Thanks, Melinda! I look forward to the reports. :-)
Diana
Diana Larsen
www.futureworksconsulting.com
503-288-3550
Watch for:
"Agile Retrospectives: Making Good Teams Great" by Esther Derby &
Diana Larsen, available Summer 2006! Published by Pragmatic Bookshelf
(new title!)
http://www.pragmaticprogrammer.com/titles/dlret/index.html
On Jun 29, 2006, at 11:04 AM, Melinda Salazar wrote:
Dear Diana,
Ah, a very familiar scenerio and one in which we, two teachers who
collaborate on an annual Teaching Peace conference for educators,
parents, and community folk, struggled with this year. Our first
conference offered the un-Open Space/traditional conference format
with compelling keynotes (published, renowned academics) and a 5
strand breakout workshops, also presented by academics, educators
and community members. We provided a conference line-up not to be
missed (tee-shirts and all!). We drew a little over one hundred
participants, including students, teachers and community activists,
as well as the (left-leaning) filmmakers who used the ocnference to
'get up-close and personal' with anti-war scholars.

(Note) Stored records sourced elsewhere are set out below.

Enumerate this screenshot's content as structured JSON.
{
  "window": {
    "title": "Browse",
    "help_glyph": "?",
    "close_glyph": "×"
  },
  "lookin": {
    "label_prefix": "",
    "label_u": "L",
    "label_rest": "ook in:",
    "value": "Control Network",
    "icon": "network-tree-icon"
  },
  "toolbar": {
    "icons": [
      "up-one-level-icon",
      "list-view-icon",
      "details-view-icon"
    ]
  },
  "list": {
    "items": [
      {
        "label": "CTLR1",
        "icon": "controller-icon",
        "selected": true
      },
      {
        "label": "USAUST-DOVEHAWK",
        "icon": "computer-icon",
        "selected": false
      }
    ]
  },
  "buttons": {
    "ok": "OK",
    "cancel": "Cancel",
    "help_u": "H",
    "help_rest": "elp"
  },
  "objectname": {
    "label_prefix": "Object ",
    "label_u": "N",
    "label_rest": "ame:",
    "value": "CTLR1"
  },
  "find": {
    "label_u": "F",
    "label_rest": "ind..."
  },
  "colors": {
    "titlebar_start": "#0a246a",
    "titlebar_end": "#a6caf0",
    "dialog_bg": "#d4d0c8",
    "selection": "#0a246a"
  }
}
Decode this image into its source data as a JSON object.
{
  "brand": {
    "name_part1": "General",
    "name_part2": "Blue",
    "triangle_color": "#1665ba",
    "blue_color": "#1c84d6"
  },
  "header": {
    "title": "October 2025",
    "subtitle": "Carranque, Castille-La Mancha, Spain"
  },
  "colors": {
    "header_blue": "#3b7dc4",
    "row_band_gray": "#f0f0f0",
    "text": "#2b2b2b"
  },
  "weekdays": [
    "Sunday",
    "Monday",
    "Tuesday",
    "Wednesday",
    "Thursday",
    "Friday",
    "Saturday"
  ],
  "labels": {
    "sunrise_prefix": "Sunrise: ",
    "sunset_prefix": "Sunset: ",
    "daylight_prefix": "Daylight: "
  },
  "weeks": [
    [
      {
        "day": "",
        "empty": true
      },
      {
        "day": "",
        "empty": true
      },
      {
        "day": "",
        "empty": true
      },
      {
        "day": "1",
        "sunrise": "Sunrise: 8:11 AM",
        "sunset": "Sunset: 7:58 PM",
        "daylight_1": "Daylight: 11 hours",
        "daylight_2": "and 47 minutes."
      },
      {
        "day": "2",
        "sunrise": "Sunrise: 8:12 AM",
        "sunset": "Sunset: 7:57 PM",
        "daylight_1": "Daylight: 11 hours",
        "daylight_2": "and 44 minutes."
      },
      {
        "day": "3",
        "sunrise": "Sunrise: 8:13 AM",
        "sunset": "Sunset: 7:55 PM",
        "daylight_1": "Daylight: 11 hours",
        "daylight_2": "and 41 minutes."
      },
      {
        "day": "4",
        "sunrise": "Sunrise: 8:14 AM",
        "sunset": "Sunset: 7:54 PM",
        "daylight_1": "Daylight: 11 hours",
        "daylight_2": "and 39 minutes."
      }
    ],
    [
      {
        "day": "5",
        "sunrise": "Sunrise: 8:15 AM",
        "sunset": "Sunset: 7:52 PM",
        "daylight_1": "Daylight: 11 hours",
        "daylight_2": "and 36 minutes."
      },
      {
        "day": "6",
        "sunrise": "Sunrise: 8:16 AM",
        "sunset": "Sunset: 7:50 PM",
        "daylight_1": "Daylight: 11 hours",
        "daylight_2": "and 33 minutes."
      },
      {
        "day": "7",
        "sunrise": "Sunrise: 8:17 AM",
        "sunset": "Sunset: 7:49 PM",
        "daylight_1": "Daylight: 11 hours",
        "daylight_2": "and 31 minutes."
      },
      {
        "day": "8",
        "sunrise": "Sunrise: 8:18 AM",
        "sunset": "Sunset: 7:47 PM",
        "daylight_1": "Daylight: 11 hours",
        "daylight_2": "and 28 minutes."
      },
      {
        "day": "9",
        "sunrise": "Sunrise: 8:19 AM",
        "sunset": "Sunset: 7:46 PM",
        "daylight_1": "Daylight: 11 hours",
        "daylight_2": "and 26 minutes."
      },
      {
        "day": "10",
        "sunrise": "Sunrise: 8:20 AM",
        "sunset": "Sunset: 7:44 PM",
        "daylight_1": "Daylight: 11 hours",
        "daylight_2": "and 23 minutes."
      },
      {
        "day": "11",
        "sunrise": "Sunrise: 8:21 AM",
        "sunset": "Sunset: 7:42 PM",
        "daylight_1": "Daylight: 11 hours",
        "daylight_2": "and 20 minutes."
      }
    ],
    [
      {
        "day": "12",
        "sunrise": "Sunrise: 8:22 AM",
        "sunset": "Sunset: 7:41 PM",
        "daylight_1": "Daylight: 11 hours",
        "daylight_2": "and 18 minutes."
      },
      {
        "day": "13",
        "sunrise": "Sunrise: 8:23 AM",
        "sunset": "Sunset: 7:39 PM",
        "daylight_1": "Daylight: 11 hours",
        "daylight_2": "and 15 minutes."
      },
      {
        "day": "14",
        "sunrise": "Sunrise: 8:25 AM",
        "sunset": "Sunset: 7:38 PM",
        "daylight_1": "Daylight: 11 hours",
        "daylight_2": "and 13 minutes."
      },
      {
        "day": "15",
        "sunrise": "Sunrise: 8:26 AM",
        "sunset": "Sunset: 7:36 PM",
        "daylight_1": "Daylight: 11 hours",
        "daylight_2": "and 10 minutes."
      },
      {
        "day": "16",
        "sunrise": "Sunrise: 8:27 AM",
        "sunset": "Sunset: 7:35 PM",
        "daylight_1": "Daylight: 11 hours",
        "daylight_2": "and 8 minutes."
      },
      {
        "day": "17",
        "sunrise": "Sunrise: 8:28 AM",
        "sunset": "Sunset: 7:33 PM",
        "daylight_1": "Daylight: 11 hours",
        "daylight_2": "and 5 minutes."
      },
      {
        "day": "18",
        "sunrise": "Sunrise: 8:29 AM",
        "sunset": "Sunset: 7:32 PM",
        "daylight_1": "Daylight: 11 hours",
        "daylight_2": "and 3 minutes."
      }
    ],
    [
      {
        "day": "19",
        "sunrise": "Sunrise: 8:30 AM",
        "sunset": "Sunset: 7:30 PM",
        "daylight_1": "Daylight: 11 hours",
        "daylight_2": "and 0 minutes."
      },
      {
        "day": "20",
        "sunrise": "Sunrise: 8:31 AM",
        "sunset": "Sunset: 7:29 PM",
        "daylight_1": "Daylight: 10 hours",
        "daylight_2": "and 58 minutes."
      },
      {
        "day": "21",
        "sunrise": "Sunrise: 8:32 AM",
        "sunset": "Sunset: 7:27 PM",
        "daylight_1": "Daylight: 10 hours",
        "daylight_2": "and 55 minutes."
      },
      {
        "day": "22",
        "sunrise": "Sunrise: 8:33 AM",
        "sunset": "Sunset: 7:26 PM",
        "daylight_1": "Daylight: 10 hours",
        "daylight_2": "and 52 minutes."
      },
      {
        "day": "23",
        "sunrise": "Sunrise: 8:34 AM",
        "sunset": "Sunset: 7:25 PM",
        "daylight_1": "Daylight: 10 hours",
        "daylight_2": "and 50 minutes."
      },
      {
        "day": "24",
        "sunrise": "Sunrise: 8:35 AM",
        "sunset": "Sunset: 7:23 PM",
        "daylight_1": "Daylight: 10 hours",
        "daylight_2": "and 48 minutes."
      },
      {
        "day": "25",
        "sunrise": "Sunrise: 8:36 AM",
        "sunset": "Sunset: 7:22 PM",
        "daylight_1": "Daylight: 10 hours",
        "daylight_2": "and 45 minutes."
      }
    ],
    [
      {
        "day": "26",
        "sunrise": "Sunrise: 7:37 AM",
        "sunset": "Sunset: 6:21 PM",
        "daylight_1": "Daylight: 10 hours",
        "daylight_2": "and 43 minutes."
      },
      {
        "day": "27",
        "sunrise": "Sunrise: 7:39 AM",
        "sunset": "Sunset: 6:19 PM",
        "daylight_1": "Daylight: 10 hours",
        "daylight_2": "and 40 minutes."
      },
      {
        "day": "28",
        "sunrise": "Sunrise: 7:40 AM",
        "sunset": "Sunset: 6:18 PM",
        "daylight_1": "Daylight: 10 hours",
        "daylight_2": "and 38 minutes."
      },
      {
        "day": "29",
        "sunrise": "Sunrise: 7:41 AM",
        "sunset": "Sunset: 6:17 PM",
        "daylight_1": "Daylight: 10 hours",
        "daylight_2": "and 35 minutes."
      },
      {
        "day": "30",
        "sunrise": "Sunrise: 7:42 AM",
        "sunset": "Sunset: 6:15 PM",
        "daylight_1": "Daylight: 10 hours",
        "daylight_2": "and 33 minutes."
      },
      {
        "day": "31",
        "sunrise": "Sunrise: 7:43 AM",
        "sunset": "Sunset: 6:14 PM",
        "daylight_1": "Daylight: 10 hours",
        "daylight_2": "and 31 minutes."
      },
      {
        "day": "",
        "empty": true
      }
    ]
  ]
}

After experiencing Open Space at a Baha'i environmental conference
with Steve Cochran (US Partnership of the UN Decade for Education
for Sustainable Development), I convinced my conference
collaborator to try Open Space the following year. Long story
short, the OS conference was equally successful with a smaller
attendance due to, we believe, a challenging date vs. conference
format. The biggest difference between the two conferences was: 1)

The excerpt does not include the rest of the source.